Today, perhaps the most shocking element of the Mumbai attack was the role played by David Coleman Headley, an American citizen of Pakistani descent, in the intelligence collection that preceded the attack.

Today, perhaps the most shocking element of the Mumbai attack was the role played by David Coleman Headley, an American citizen of Pakistani descent, in the intelligence collection that preceded the attack. Headley pleaded guilty in March 2010 to conspiracy to commit murder based on his role in the Mumbai attack. Headley was born Daood Sayed Gilani in Washington, D.C., in 1960. His Pakistani father worked for Voice of America. Headley got into trouble with the law as a youth and was arrested on drug charges. He became an asset of the DEA and was sent to spy on Pakistani drug dealers. In 2002, according to his guilty plea, he joined Lashkar-e-Tayyiba on a visit to Pakistan. Over the next three years, he says he traveled to Pakistan five times for training in weapons handling, intelligence collection, surveillance, clandestine operations, and other terrorist skills by both LeT and the ISI. He also developed contacts with al Qaeda.

Beginning in 2005, he said, he was given the task of traveling to India from the U.S. and conducting the surveillance for the Mumbai attacks. As a first step, he said, LeT told him to change his name to David Coleman Headley in Philadelphia, to hide his Pakistani identity when traveling abroad. Then he made five trips between 2005 and 2008 to India, each time stopping in Pakistan on the way back to get new instructions from LeT and the ISI and to report his surveillance results. He visited each of the targets and recorded their locations with GPS systems; he studied carefully the security around each and he became one of the masterminds of the plot.

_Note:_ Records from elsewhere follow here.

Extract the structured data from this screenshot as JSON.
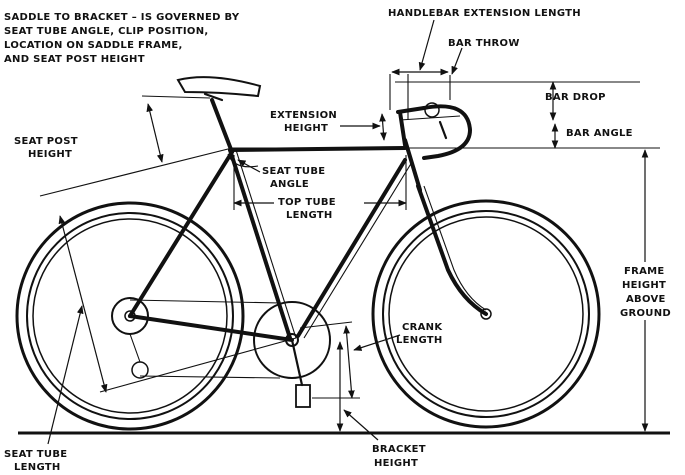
{
  "labels": {
    "saddle_note": [
      "SADDLE TO BRACKET – IS GOVERNED BY",
      "SEAT TUBE ANGLE, CLIP POSITION,",
      "LOCATION ON SADDLE FRAME,",
      "AND SEAT POST HEIGHT"
    ],
    "handlebar_extension": "HANDLEBAR EXTENSION LENGTH",
    "bar_throw": "BAR THROW",
    "bar_drop": "BAR DROP",
    "bar_angle": "BAR ANGLE",
    "extension_height": [
      "EXTENSION",
      "HEIGHT"
    ],
    "seat_post_height": [
      "SEAT POST",
      "HEIGHT"
    ],
    "seat_tube_angle": [
      "SEAT TUBE",
      "ANGLE"
    ],
    "top_tube_length": [
      "TOP TUBE",
      "LENGTH"
    ],
    "frame_height": [
      "FRAME",
      "HEIGHT",
      "ABOVE",
      "GROUND"
    ],
    "crank_length": [
      "CRANK",
      "LENGTH"
    ],
    "bracket_height": [
      "BRACKET",
      "HEIGHT"
    ],
    "seat_tube_length": [
      "SEAT TUBE",
      "LENGTH"
    ]
  }
}
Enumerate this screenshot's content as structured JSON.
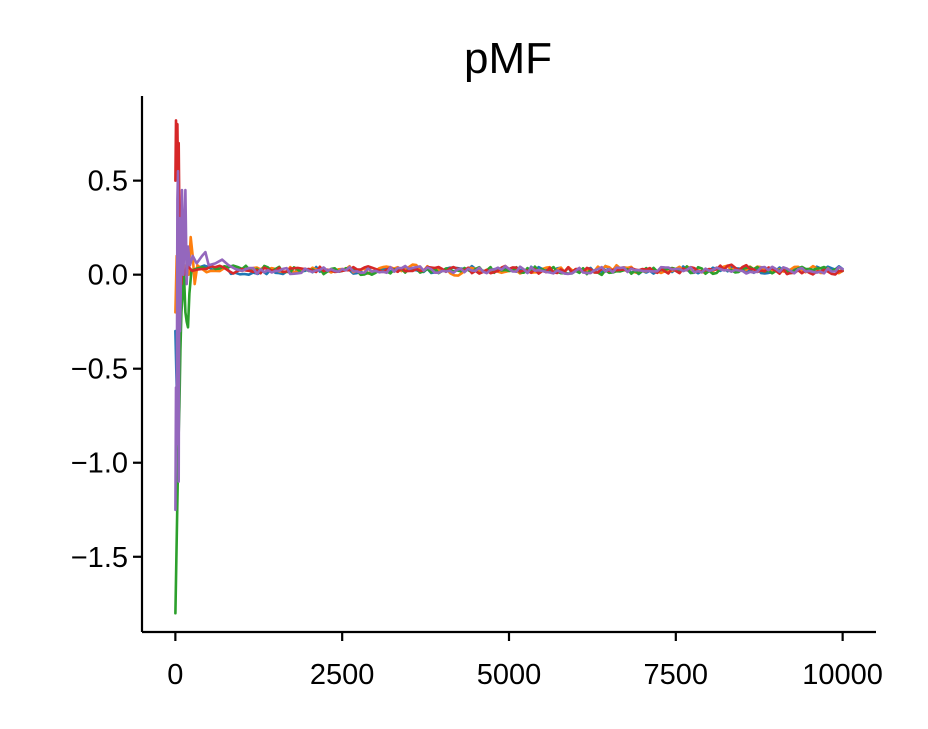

In his guilty confession, Headley said the raid also was planned with active ISI involvement at every stage. At each of his meetings in Pakistan, he said he met with ISI officers as well as the LeT terror leaders. Sometimes the ISI gave him particular assignments separate from what the LeT asked; for example, tasking him with taking photos of an Indian nuclear facility near Mumbai. The ISI also provided him with money to help set up his cover story in Mumbai, including an initial $25,000 in cash. Headley also said the ISI provided some of the training for the attackers, including from elite Pakistani naval commandoes. According to Headley, the ISI was especially pleased with the choice of the Jewish Chabad House as a target.

A fabulous new book, The Siege: 68 Hours inside the Taj Hotel, by Cathy Scott-Clark and Adrian Levy, adds a new wrinkle. Their investigations in Pakistan, India, and the U.S. led them to believe LeT and the ISI became suspicious that Headley was a double agent, still secretly giving information to the Americans. At the date for the attack came closer, Headley was frozen out of the plot so he could not reveal any details. The plotters also were worried about his three wives, one of whom had reported his suspicious activity to the American Embassy in Islamabad. According to the book, LeT leader Hafez Saeed had to intervene personally at one point in Headley’s complicated love life to keep the plot a secret.

Headley worked with al Qaeda after Mumbai on an even more ambitious plot to attack Copenhagen in 2009, probably during the Global Climate Change summit that year. A tip-off from British intelligence led to his arrest and subsequent conviction. The Pakistani mastermind of the Mumbai plot, LeT leader Hafiz Saeed, remains free in Pakistan, where he continues to be a darling of the ISI and regularly calls for more attacks on India and America. Five years after Mumbai, justice has yet to be served.